OPTICAL DESIGN: New shape specification eases design and fabrication of aspheres

A single-point-diamond-turned asphere is polished via MRF (magnetorheological finishing). A new shape specification for axially symmetric aspheric surfaces promises to make optical design and fabrication of aspheres more straightforward.

The capabilities that well-designed aspheric lens surfaces can bring to optical systems are dramatic, from the simplification of objective lenses for CD and DVD drives to larger field sizes for microlithographic projection lenses. Adding aspheric surfaces to an optical design, however, can be difficult; one hurdle is the conventional mathematical representation of an aspheric surface, which for strong aspheres can introduce substantial uncertainties in the surface profile for even tiny round-off errors. Now, Greg Forbes, senior scientist at QED Technologies (Rochester, NY), has developed a shape specification that is quite well-mannered, leading to aspheric surfaces that match their intended shape-and can easily be constrained (in the process of optical design) to be more manufacturable.¹

The radial profile of a rotationally symmetric aspheric surface is conventionally represented by a conic plus a polynomial that consists of a sum of monomial even-power terms; this representation is then best-fitted to the desired optimum surface profile by the optical-design program. But the terms of the polynomial, which typically alternate in sign and produce the desired profile only through heavy cancellation, are often badly behaved and, indeed, practically limit the polynomial to no more than about ten terms. This contrary behavior takes the form of huge coefficients, which lead to individual terms that can be many thousands of times larger than their coordinated effect on profile shape (net sag). The result is extreme sensitivity to errors.

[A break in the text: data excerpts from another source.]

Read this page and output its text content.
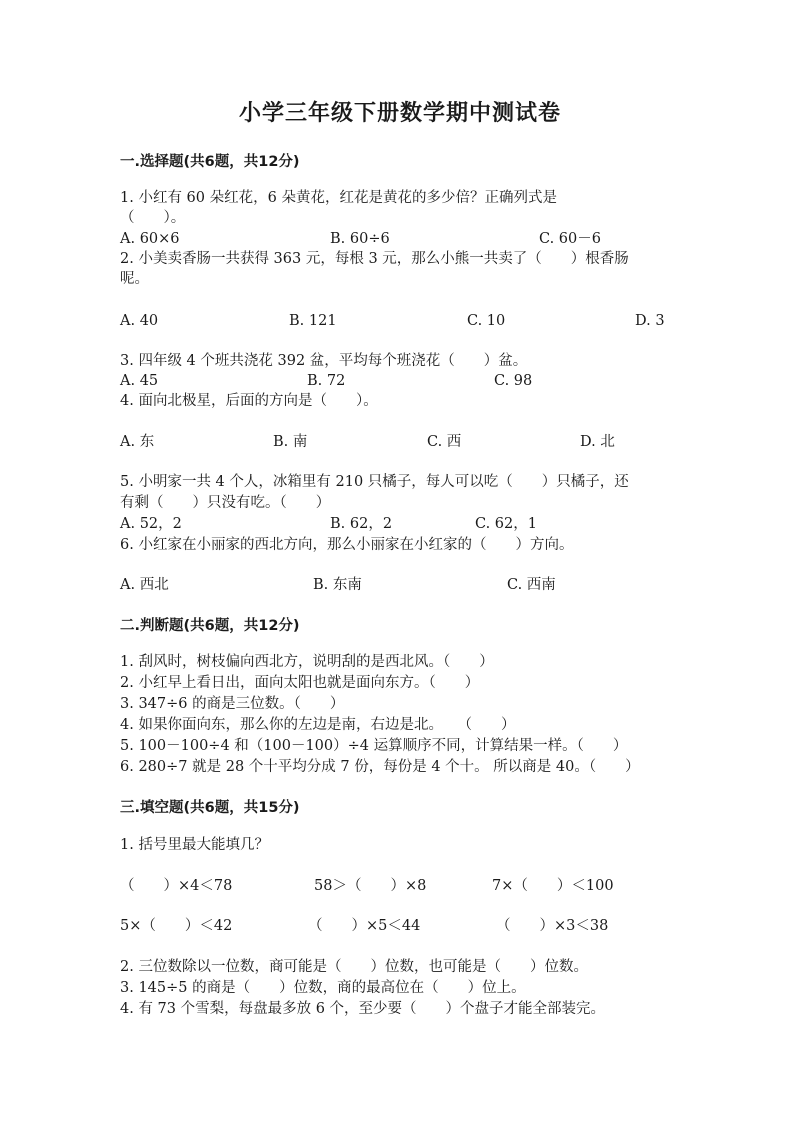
小学三年级下册数学期中测试卷
一.选择题(共6题，共12分)
1. 小红有 60 朵红花，6 朵黄花，红花是黄花的多少倍？正确列式是
（　　）。
A. 60×6	B. 60÷6	C. 60－6
2. 小美卖香肠一共获得 363 元，每根 3 元，那么小熊一共卖了（　　）根香肠
呢。
A. 40	B. 121	C. 10	D. 3
3. 四年级 4 个班共浇花 392 盆，平均每个班浇花（　　）盆。
A. 45	B. 72	C. 98
4. 面向北极星，后面的方向是（　　）。
A. 东	B. 南	C. 西	D. 北
5. 小明家一共 4 个人，冰箱里有 210 只橘子，每人可以吃（　　）只橘子，还
有剩（　　）只没有吃。（　　）
A. 52，2	B. 62，2	C. 62，1
6. 小红家在小丽家的西北方向，那么小丽家在小红家的（　　）方向。
A. 西北	B. 东南	C. 西南
二.判断题(共6题，共12分)
1. 刮风时，树枝偏向西北方，说明刮的是西北风。（　　）
2. 小红早上看日出，面向太阳也就是面向东方。（　　）
3. 347÷6 的商是三位数。（　　）
4. 如果你面向东，那么你的左边是南，右边是北。　　（　　）
5. 100－100÷4 和（100－100）÷4 运算顺序不同，计算结果一样。（　　）
6. 280÷7 就是 28 个十平均分成 7 份，每份是 4 个十。 所以商是 40。（　　）
三.填空题(共6题，共15分)
1. 括号里最大能填几？
（　　）×4＜78	58＞（　　）×8	7×（　　）＜100
5×（　　）＜42	（　　）×5＜44	（　　）×3＜38
2. 三位数除以一位数，商可能是（　　）位数，也可能是（　　）位数。
3. 145÷5 的商是（　　）位数，商的最高位在（　　）位上。
4. 有 73 个雪梨，每盘最多放 6 个，至少要（　　）个盘子才能全部装完。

The representation developed by Forbes is instead based on terms that each consist of a set of polynomials, with each term orthogonal with respect to the others-a property that essentially “decouples” each term from the rest, avoiding any heavy cancellation. “When it gets to the manufacturing end, lots of canceling coefficients boosts the chance of operator errors,” says Forbes. “We have seen this in our metrology efforts, where, thankfully, errors generally mean only that the test process fails. In fabrication, such errors generally mean that the part would be given the wrong shape. In the new representations, the coefficients can be interpreted at a glance, unlike the traditional set, which need significant processing to get any idea of the part’s shape.”

Perhaps more important, Forbes notes, the traditional representation does not make it easy for a designer who wants to place constraints on aspheres to force them to be more cost-effective (able to be fabricated and tested without dedicated tooling or null optics). Working with the new representation chiefly involves the straightforward task of constraining the sum of the squares of the coefficients that describe the surface. Such matters can play a significant role for global optimization, in which the designer must specify the domain to be searched, says Forbes; in the new representations, this is far easier to do and can lead to more-efficient searches.

Two bases

A particular form of representation (called a “basis”) can be tailored for a particular need. One basis, termed “Qcon,” is intended for unconstrained aspheres, explains Forbes. “For example, telescope primary mirrors are close to paraboloids, and the secondaries can be close to hyperboloidal. In this case, the conic picks up most of the aspheric departure (and generally allows for simpler dedicated null tests). The additive polynomial in this case is structured to leave the axial intercept and axial curvature of the conic unchanged. These entities are often of direct interest to the designer who therefore needs easy access to them. That is why the polynomial portion in this case begins at the fourth order.”

The second basis, called “Qbfs,” has another purpose altogether, Forbes notes. “In particular, for an asphere to be especially cost-effective, it must be sufficiently close to spherical in shape. More specifically, for the purposes of testing, the slope of the normal deviation between the part and its best-fit sphere must be constrained. This second basis is therefore defined with respect to a sphere. What’s more, the additive portion now must start at the second order (to allow for the axial curvature to be different from the best-fit curvature) and it must vanish at the edge (to leave the best-fit sphere unchanged). In this way, the additive portion changes the shape of the surface without changing its best-fit sphere. Again, the coefficients can be interpreted upon inspection. The main thing, however, is that a measure of the difficulty of interferometrically testing the part is directly accessible. These constraint-related matters are the main motivation behind Qbfs, and our intent with it is to boost the prevalence of more-cost-effective aspheres by putting improved tools in the designers’ hands.”

The particular levels that are set for these constraints depend on the interferometric tool, whether it be a standard Fizeau interferometer (which, without null optics, can measure only mild aspheres), or QED’s SSI-A (a subaperture-stitching interferometer that, again without null optics, can measure stronger aspheres).

But the ideal is to tie the new aspheric-surface representations into the entire design and fabrication process. “We can directly include these new representations into QED’s control software, but the challenge is to get them used by designers so that users will come to our machines with these new descriptions of aspheres in their hands,” says Forbes. “We are therefore working with the major optical-design-code people to see if we can facilitate getting these representations in place and used.”